Buying two domains instead of one may not be a huge financial burden to individual registrants, but it’s going to lead to situations where gTLDs exist in symbiotic — or parasitic — pairs.
If you run the .auto registry, you may find that your plural competitor is spending so much on marketing .autos that you don’t need to lift a finger in order to sell millions of domain names.
Just make sure you’re partnered with the same registrars and bingo: you’re up-sell.
Attractive business plan, right? You may disagree, but when ICANN opens the floodgates for the second round of new gTLD applications in a couple years, we’ll find out for sure.
Defenses of plural/singular gTLD coexistence often come from, unsurprisingly, the portfolio applicants that have applied for them and, presumably, may apply for them in future rounds.
“Singulars and plurals live together now on the [second-level domain] side,” Uniregistry said. “They create healthy competition and do not unduly confuse consumers to the point of annoyance.”

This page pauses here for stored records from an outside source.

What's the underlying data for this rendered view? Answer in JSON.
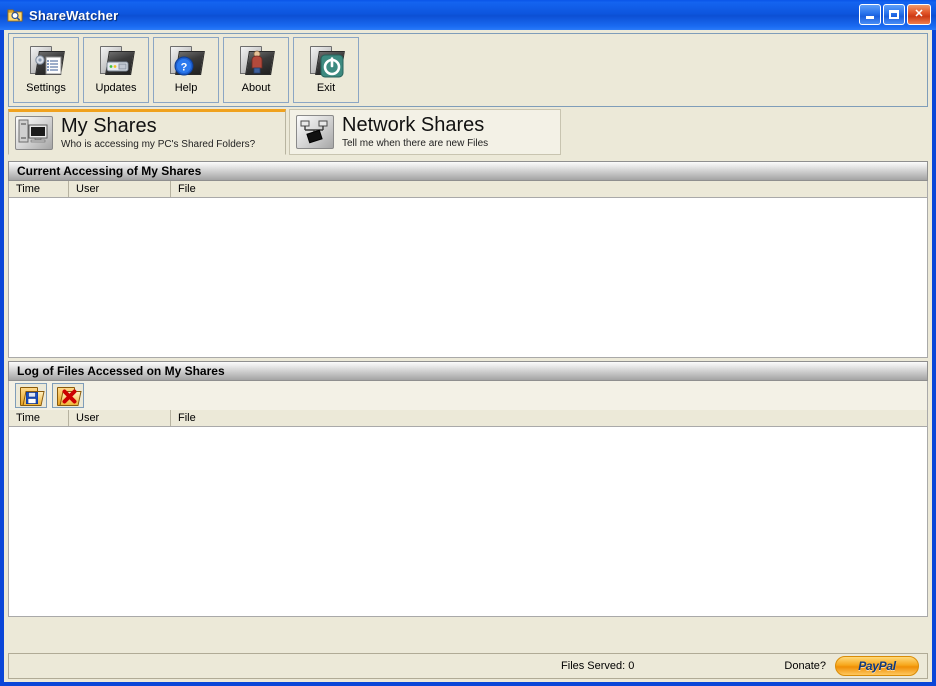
{
  "window": {
    "title": "ShareWatcher",
    "title_icon": "folder-magnifier-icon",
    "buttons": {
      "minimize": "minimize-button",
      "maximize": "maximize-button",
      "close": "close-button"
    }
  },
  "toolbar": {
    "buttons": [
      {
        "label": "Settings",
        "icon": "folder-settings-icon"
      },
      {
        "label": "Updates",
        "icon": "folder-updates-icon"
      },
      {
        "label": "Help",
        "icon": "folder-help-icon"
      },
      {
        "label": "About",
        "icon": "folder-about-icon"
      },
      {
        "label": "Exit",
        "icon": "folder-power-icon"
      }
    ]
  },
  "tabs": [
    {
      "title": "My Shares",
      "subtitle": "Who is accessing my PC's Shared Folders?",
      "icon": "computer-monitor-icon",
      "active": true
    },
    {
      "title": "Network Shares",
      "subtitle": "Tell me when there are new Files",
      "icon": "network-topology-icon",
      "active": false
    }
  ],
  "sections": {
    "current": {
      "header": "Current Accessing of My Shares",
      "columns": [
        "Time",
        "User",
        "File"
      ],
      "rows": []
    },
    "log": {
      "header": "Log of Files Accessed on My Shares",
      "columns": [
        "Time",
        "User",
        "File"
      ],
      "rows": [],
      "actions": [
        {
          "icon": "save-log-icon"
        },
        {
          "icon": "clear-log-icon"
        }
      ]
    }
  },
  "statusbar": {
    "files_served": "Files Served: 0",
    "donate_label": "Donate?",
    "paypal_label": "PayPal",
    "paypal_color": "#f7a71c"
  }
}
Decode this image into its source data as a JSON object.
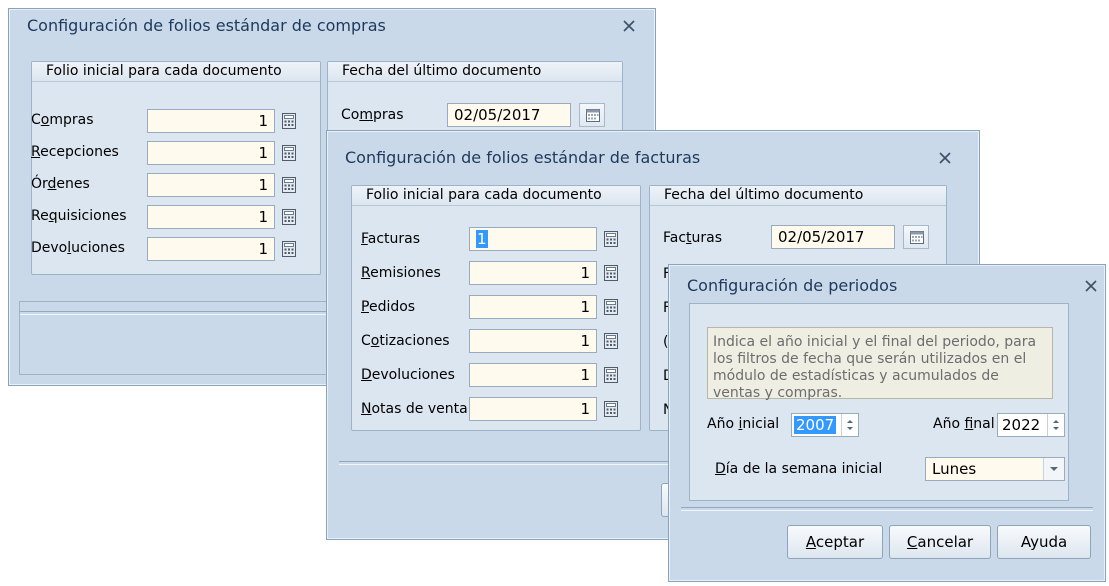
{
  "win1": {
    "title": "Configuración de folios estándar de compras",
    "group_left_title": "Folio inicial para cada documento",
    "group_right_title": "Fecha del último documento",
    "rows": [
      {
        "pre": "C",
        "key": "o",
        "post": "mpras",
        "value": "1"
      },
      {
        "pre": "",
        "key": "R",
        "post": "ecepciones",
        "value": "1"
      },
      {
        "pre": "Ór",
        "key": "d",
        "post": "enes",
        "value": "1"
      },
      {
        "pre": "Re",
        "key": "q",
        "post": "uisiciones",
        "value": "1"
      },
      {
        "pre": "Devo",
        "key": "l",
        "post": "uciones",
        "value": "1"
      }
    ],
    "date_rows": [
      {
        "pre": "Co",
        "key": "m",
        "post": "pras",
        "value": "02/05/2017"
      }
    ]
  },
  "win2": {
    "title": "Configuración de folios estándar de facturas",
    "group_left_title": "Folio inicial para cada documento",
    "group_right_title": "Fecha del último documento",
    "rows": [
      {
        "pre": "",
        "key": "F",
        "post": "acturas",
        "value": "1"
      },
      {
        "pre": "",
        "key": "R",
        "post": "emisiones",
        "value": "1"
      },
      {
        "pre": "",
        "key": "P",
        "post": "edidos",
        "value": "1"
      },
      {
        "pre": "C",
        "key": "o",
        "post": "tizaciones",
        "value": "1"
      },
      {
        "pre": "",
        "key": "D",
        "post": "evoluciones",
        "value": "1"
      },
      {
        "pre": "",
        "key": "N",
        "post": "otas de venta",
        "value": "1"
      }
    ],
    "date_rows": [
      {
        "pre": "Fac",
        "key": "t",
        "post": "uras",
        "value": "02/05/2017"
      }
    ],
    "partial_labels": [
      "F",
      "F",
      "(",
      "D",
      "N"
    ]
  },
  "win3": {
    "title": "Configuración de periodos",
    "info": "Indica el año inicial y el final del periodo, para los filtros de fecha que serán utilizados en el módulo de estadísticas y acumulados de ventas y compras.",
    "year_start": {
      "pre": "Año ",
      "key": "i",
      "post": "nicial",
      "value": "2007"
    },
    "year_end": {
      "pre": "Año ",
      "key": "f",
      "post": "inal",
      "value": "2022"
    },
    "weekday": {
      "pre": "",
      "key": "D",
      "post": "ía de la semana inicial",
      "value": "Lunes"
    },
    "buttons": {
      "accept": {
        "pre": "",
        "key": "A",
        "post": "ceptar"
      },
      "cancel": {
        "pre": "",
        "key": "C",
        "post": "ancelar"
      },
      "help": {
        "pre": "Ayuda",
        "key": "",
        "post": ""
      }
    }
  },
  "colors": {
    "window_bg": "#c9d9e9",
    "title_text": "#1e395b",
    "field_bg": "#fffaee",
    "selection": "#3399ff"
  }
}
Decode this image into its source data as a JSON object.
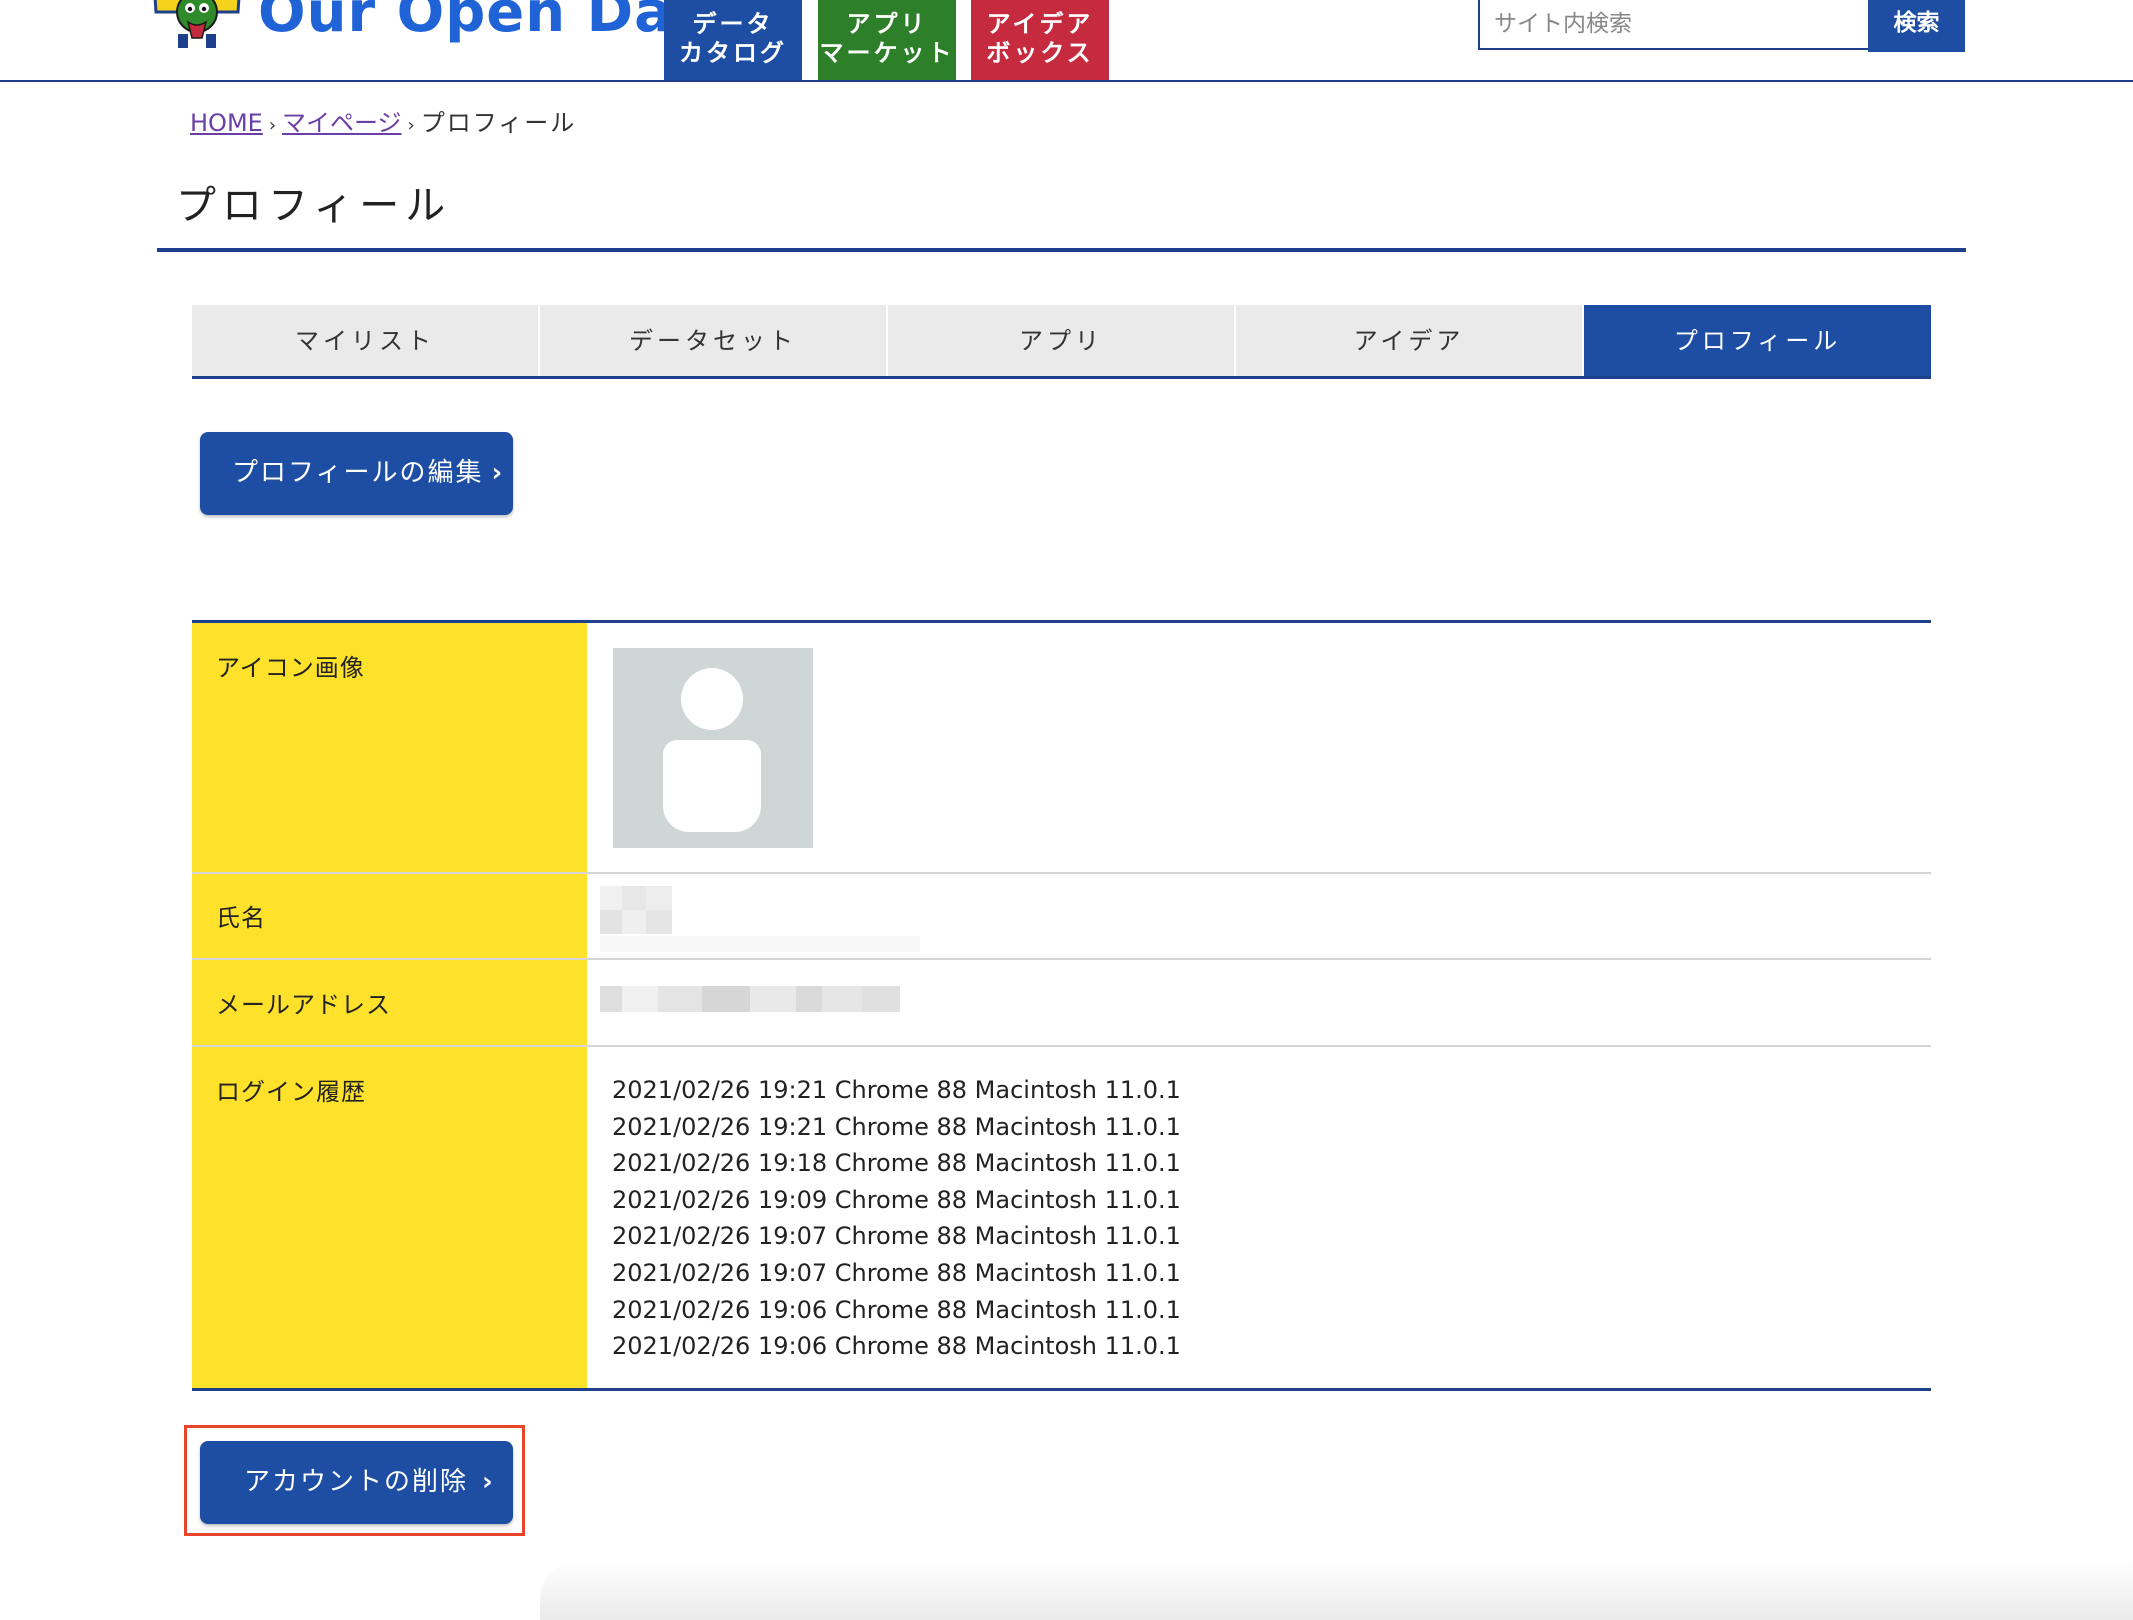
{
  "header": {
    "logo_text": "Our Open Data",
    "nav": [
      {
        "line1": "データ",
        "line2": "カタログ",
        "color": "#1d4ea3"
      },
      {
        "line1": "アプリ",
        "line2": "マーケット",
        "color": "#2e7f2a"
      },
      {
        "line1": "アイデア",
        "line2": "ボックス",
        "color": "#c62a3e"
      }
    ],
    "search": {
      "placeholder": "サイト内検索",
      "button_label": "検索"
    }
  },
  "breadcrumb": {
    "home": "HOME",
    "mypage": "マイページ",
    "current": "プロフィール"
  },
  "page_title": "プロフィール",
  "tabs": [
    {
      "label": "マイリスト",
      "active": false
    },
    {
      "label": "データセット",
      "active": false
    },
    {
      "label": "アプリ",
      "active": false
    },
    {
      "label": "アイデア",
      "active": false
    },
    {
      "label": "プロフィール",
      "active": true
    }
  ],
  "edit_button_label": "プロフィールの編集",
  "profile": {
    "icon_label": "アイコン画像",
    "name_label": "氏名",
    "email_label": "メールアドレス",
    "login_history_label": "ログイン履歴",
    "login_history": [
      "2021/02/26 19:21 Chrome 88 Macintosh 11.0.1",
      "2021/02/26 19:21 Chrome 88 Macintosh 11.0.1",
      "2021/02/26 19:18 Chrome 88 Macintosh 11.0.1",
      "2021/02/26 19:09 Chrome 88 Macintosh 11.0.1",
      "2021/02/26 19:07 Chrome 88 Macintosh 11.0.1",
      "2021/02/26 19:07 Chrome 88 Macintosh 11.0.1",
      "2021/02/26 19:06 Chrome 88 Macintosh 11.0.1",
      "2021/02/26 19:06 Chrome 88 Macintosh 11.0.1"
    ]
  },
  "delete_button_label": "アカウントの削除",
  "colors": {
    "primary_blue": "#1d4ea3",
    "label_yellow": "#fde12a",
    "highlight_red": "#e8432b"
  }
}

I wouldn’t disagree with that statement. Plural/singular coexistence may not confuse internet users to the point of danger or annoyance. But, I would argue, they do make people buy more domain names than they need to.
If you were buying autos.com today you’d definitely definitely buy auto.com as well and redirect it to autos.com. You’d be an idiot not too.
When I put this to Uniregistry execs privately several weeks ago, they disagreed with me. Nobody would bother with such duplicative/defensive domains, they said.
In response, I asked, cheekily: so why do you own uniregistries.com, redirecting it to uniregistry.com?
Another portfolio applicant, Donuts, also didn’t like the idea of plurals and singulars being mutually exclusive, according to this CircleID article. It doesn’t think they’re confusingly similar.
Yet a press release put out by the company last month accidentally said it planned to put its application for .apartment to auction.
The problem is that Donuts hasn’t applied for .apartment, it has applied for .apartments.
I feel rotten for highlighting a simple typo by a fellow media professional (I make enough of those) but isn’t that what we’re often talking about when discussing confusing similarity? Typos?
If the registry can get confused by its own applied-for strings, doesn’t that mean internet users will as well?
Oh, I’m a cybersquatter
Interestingly, ICANN’s belief that plurals are not confusing appears to be institutional.
At least, I discovered this morning that icanns.org, the plural of its primary domain, was available for registration.
So I bought it.
Let’s see how much traffic it gets.
If I get hit by a UDRP, that could be interesting too.